Expected values $E[W(1)W^2(2)]$ and $E[W^3(1)]$ for Wiener process

Question

I need to compute $E(W(1)W^2(2))$

$$W(1)W^2(2) = W(1)(W(2)-W(1)+W(1))^2 $$ $$= W(1) \left[(W(2)-W(1))^2 + 2(W(2)-W(1))W(1) + W^2(1) \right] $$ $$ = W(1)(W(2)-W(1))^2 + 2(W(2)-W(1))W^2(1) + W^3(1) $$ Therefore due to independence because $W(1)=W(1)-W(0)$ $$E(W(1)W^2(2)) = E[W(1)(W(2)-W(1))^2] + 2E[(W(2)-W(1))W^2(1)] + E[W^3(1)] $$ $$ E[W(1)]\cdot E[(W(2)-W(1))^2] + 2E[W(2)-W(1)]\cdot E[W^2(1)] + E[W^3(1)] $$ First addend is equal to 0 because $E[W(1)]=E[W(1)-W(0)]=0$ second one is also equal to 0 but i have no idea what to do with the third one. Should I also try to find increments.

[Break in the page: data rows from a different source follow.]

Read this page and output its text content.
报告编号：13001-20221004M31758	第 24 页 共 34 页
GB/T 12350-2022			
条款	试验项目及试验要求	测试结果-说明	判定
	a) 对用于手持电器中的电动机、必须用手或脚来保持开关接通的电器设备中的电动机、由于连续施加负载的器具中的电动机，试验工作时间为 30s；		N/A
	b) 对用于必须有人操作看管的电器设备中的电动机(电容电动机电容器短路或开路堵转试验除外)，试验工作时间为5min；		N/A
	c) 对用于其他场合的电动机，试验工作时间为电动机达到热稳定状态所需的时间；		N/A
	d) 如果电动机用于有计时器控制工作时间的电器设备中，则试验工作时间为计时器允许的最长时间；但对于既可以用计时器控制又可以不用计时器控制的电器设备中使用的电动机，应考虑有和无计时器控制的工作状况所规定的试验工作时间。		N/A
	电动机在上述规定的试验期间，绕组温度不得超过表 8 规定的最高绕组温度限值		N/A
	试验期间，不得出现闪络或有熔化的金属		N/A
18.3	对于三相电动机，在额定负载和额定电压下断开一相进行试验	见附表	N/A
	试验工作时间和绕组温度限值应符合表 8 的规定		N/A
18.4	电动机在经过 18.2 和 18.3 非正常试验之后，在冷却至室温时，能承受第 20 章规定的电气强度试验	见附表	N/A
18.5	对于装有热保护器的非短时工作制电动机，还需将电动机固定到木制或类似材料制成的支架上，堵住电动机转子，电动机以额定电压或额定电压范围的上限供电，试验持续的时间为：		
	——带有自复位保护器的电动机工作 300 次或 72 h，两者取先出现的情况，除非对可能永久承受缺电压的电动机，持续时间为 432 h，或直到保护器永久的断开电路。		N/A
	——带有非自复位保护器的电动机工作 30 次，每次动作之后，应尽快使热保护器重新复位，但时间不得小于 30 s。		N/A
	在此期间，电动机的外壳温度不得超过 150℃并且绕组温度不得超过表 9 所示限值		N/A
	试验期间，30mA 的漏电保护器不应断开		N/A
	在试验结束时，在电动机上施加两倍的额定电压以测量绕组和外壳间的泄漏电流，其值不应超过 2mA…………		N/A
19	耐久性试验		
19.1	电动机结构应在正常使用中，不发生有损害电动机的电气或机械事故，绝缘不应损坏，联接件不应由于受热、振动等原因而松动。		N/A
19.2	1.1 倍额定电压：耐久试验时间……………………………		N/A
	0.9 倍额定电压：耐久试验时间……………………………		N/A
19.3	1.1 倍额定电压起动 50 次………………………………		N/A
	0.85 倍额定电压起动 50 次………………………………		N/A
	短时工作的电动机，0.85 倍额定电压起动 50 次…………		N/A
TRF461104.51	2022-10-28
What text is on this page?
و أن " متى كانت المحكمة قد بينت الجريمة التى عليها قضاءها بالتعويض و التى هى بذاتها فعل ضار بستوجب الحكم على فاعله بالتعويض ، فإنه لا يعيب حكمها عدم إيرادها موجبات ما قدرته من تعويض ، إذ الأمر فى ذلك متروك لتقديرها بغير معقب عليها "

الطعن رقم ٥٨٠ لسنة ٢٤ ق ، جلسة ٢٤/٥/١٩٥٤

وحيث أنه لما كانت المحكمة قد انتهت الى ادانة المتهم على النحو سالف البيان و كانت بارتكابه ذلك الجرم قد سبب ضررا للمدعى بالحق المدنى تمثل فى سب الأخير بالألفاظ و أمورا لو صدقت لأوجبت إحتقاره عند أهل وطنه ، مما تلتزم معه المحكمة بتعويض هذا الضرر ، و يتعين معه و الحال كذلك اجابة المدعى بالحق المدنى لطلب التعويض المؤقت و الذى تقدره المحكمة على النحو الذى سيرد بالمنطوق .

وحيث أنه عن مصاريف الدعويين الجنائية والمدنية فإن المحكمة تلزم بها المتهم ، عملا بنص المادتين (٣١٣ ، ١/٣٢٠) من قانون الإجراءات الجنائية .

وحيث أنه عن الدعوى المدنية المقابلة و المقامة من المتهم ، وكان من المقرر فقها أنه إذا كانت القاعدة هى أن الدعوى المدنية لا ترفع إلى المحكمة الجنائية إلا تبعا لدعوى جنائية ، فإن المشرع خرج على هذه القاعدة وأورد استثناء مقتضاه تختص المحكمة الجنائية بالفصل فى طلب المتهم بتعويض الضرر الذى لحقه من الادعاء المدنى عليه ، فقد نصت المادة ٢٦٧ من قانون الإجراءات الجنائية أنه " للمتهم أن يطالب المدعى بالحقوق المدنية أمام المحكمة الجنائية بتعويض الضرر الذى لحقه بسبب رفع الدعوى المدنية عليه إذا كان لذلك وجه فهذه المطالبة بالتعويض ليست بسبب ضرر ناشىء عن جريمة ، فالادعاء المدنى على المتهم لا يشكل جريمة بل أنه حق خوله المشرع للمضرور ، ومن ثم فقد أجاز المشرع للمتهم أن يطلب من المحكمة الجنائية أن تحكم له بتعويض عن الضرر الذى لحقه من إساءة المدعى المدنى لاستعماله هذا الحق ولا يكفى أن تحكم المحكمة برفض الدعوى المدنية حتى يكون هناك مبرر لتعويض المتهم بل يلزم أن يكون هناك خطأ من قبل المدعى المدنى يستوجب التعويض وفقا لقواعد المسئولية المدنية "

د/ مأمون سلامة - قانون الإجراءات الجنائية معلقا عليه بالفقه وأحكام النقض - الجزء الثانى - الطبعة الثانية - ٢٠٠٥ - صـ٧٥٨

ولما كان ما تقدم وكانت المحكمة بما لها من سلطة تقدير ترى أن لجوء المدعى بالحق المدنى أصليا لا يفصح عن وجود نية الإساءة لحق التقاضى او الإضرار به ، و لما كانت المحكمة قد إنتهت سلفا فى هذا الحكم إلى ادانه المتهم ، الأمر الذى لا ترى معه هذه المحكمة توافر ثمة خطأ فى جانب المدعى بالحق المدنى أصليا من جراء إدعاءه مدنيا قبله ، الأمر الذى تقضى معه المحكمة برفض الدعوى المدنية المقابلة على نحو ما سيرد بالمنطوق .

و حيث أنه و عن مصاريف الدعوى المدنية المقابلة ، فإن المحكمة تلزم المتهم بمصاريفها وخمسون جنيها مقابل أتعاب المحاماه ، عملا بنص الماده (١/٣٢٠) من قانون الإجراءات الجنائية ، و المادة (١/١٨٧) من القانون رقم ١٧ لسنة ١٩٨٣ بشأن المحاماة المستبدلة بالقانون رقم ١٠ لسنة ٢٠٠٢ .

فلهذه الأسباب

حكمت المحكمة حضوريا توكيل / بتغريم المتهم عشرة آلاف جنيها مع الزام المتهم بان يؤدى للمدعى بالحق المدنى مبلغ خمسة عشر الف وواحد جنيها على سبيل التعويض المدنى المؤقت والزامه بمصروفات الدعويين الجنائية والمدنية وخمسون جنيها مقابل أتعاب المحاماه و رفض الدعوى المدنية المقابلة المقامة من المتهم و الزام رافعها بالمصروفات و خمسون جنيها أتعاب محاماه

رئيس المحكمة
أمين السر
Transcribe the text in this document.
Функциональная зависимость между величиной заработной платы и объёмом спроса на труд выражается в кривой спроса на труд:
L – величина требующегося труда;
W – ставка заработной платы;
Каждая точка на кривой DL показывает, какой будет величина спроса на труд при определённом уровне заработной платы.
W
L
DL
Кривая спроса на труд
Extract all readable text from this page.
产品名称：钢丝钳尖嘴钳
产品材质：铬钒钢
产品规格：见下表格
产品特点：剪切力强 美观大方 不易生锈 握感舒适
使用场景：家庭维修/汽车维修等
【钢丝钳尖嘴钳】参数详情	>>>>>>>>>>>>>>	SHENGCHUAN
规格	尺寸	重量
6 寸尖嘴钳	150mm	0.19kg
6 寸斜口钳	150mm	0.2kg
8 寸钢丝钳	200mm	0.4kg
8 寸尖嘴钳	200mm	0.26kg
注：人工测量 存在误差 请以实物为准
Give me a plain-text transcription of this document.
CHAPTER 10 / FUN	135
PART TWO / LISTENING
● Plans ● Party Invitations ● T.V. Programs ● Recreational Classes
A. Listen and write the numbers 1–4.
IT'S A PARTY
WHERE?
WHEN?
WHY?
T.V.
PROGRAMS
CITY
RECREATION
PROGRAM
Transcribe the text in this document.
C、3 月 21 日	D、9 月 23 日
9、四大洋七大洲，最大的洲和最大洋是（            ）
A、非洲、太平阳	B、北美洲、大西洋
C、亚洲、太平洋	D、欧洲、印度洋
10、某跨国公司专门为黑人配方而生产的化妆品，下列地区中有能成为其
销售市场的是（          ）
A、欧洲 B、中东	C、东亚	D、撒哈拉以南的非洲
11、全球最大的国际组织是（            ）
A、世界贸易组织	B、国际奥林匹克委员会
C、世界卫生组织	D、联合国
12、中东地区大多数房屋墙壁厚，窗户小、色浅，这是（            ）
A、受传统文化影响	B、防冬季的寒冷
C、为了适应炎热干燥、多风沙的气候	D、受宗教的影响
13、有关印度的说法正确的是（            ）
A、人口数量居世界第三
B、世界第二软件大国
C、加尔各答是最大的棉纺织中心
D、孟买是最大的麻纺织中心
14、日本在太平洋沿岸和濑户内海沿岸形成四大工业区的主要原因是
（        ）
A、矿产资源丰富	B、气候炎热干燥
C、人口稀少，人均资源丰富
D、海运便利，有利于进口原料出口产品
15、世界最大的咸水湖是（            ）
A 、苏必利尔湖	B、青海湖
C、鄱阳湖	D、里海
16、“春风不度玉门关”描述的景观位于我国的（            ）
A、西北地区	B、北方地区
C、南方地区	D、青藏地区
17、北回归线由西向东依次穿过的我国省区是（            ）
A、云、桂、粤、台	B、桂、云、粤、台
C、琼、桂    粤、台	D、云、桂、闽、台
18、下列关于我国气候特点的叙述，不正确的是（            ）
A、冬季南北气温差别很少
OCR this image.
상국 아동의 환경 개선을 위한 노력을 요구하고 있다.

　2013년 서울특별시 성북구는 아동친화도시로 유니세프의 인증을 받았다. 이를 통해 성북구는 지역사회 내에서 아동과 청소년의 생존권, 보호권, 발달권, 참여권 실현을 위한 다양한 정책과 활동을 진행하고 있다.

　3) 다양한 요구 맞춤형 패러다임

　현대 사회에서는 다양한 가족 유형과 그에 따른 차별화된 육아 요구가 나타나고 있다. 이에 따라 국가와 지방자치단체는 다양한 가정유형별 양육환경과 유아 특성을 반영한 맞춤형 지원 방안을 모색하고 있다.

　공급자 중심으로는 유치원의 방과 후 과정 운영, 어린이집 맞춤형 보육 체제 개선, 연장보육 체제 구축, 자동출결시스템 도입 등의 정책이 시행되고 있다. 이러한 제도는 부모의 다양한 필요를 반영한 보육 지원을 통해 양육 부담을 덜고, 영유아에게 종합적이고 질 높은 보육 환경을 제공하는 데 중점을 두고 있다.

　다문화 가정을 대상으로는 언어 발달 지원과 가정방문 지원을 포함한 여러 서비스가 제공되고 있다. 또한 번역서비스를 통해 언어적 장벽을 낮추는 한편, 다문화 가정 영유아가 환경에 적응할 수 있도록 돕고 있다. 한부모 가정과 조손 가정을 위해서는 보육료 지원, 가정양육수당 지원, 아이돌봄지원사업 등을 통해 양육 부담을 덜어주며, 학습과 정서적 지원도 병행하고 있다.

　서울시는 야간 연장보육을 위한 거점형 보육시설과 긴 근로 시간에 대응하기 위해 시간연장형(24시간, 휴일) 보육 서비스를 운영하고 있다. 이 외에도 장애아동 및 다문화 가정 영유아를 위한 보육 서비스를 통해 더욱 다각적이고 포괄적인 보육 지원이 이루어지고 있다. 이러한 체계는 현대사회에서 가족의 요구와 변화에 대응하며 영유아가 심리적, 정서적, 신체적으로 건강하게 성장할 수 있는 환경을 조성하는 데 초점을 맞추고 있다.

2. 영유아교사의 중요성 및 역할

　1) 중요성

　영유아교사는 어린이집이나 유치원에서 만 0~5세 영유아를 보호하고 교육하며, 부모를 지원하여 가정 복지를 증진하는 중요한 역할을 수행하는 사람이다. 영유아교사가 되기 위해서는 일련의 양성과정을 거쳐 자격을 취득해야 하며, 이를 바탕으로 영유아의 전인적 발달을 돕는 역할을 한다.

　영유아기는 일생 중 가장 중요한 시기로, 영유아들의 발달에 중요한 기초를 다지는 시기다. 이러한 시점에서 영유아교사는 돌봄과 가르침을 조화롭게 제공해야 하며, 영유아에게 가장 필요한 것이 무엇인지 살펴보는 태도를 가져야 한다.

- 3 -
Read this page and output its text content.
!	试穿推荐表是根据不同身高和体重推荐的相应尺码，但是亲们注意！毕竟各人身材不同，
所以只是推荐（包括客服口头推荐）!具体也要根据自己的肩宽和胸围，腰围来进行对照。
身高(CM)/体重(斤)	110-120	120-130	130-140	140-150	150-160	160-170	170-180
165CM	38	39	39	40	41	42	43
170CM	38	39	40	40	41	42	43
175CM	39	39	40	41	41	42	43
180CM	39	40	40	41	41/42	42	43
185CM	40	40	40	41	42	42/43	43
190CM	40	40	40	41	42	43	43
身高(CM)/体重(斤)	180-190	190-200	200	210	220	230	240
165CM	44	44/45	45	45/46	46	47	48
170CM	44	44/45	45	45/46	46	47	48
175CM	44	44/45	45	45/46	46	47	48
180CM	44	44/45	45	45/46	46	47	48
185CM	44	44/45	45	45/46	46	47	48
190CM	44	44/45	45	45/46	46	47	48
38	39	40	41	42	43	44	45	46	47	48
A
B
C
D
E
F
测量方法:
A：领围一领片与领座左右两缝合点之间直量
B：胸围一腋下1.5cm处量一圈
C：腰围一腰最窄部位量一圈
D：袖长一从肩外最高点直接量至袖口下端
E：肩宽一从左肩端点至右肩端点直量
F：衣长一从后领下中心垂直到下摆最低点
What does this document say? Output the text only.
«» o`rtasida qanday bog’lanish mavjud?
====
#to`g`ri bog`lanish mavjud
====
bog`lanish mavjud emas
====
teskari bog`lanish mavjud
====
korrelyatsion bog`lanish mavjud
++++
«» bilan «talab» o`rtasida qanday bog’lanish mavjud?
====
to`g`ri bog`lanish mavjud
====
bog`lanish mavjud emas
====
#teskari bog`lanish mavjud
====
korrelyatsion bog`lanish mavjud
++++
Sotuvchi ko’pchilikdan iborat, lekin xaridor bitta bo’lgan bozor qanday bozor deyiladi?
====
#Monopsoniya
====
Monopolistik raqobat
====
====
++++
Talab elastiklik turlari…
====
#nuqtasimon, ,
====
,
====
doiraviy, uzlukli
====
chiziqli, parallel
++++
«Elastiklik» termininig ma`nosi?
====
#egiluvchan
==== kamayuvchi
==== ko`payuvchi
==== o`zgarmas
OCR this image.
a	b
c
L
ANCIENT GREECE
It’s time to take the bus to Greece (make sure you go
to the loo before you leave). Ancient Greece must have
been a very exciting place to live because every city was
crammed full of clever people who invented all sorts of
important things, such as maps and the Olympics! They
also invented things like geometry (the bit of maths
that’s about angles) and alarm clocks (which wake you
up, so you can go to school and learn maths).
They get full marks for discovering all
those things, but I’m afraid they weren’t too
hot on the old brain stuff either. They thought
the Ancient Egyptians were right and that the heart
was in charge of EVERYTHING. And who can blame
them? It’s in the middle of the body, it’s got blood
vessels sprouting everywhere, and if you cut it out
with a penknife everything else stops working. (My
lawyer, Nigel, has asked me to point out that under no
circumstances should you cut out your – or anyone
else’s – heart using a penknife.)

What did I forget?

Answer 1

$E\left[ W^3(1) \right] = 0$, since $W(1) \sim \mathcal{N}(0,1)$ by definition of Wiener process, and if $\xi \sim \mathcal{N}(0,1)$ then $$E \xi^k = \int\limits_{-\infty}^{+\infty} x^k \frac{1}{\sqrt{2\pi}} e^{-x^2/2}= 0,$$ if $k$ is odd, since we integrate an odd function over the whole line in this case.

Answer 2

To show $$\mathbb E\big[W_tW_T^2\big]=0$$ for $t\le T$ we can also use Ito calculus to get \begin{align} W^2_T&=2\int_0^TW_s\,dW_s+T\,,\\ W_tW^2_T&=2W_t\int_0^TW_s\,dW_s+W_tT\,. \end{align} Now use the the martingale property to conclude that \begin{align} \mathbb E\Big[W_t\int_0^TW_s\,dW_s\Big]=\mathbb E\Big[W_t\int_0^tW_s\,dW_s\Big]\,. \end{align} Finally, by the integration-by-parts formula, \begin{align} W_t\int_0^tW_s\,dW_s=\int_0^tW_s^2\,dW_s+\int_0^t\int_0^uW_s\,dW_s\,dW_u+\int_0^tW_s\,ds \end{align} of which all terms have expectation zero.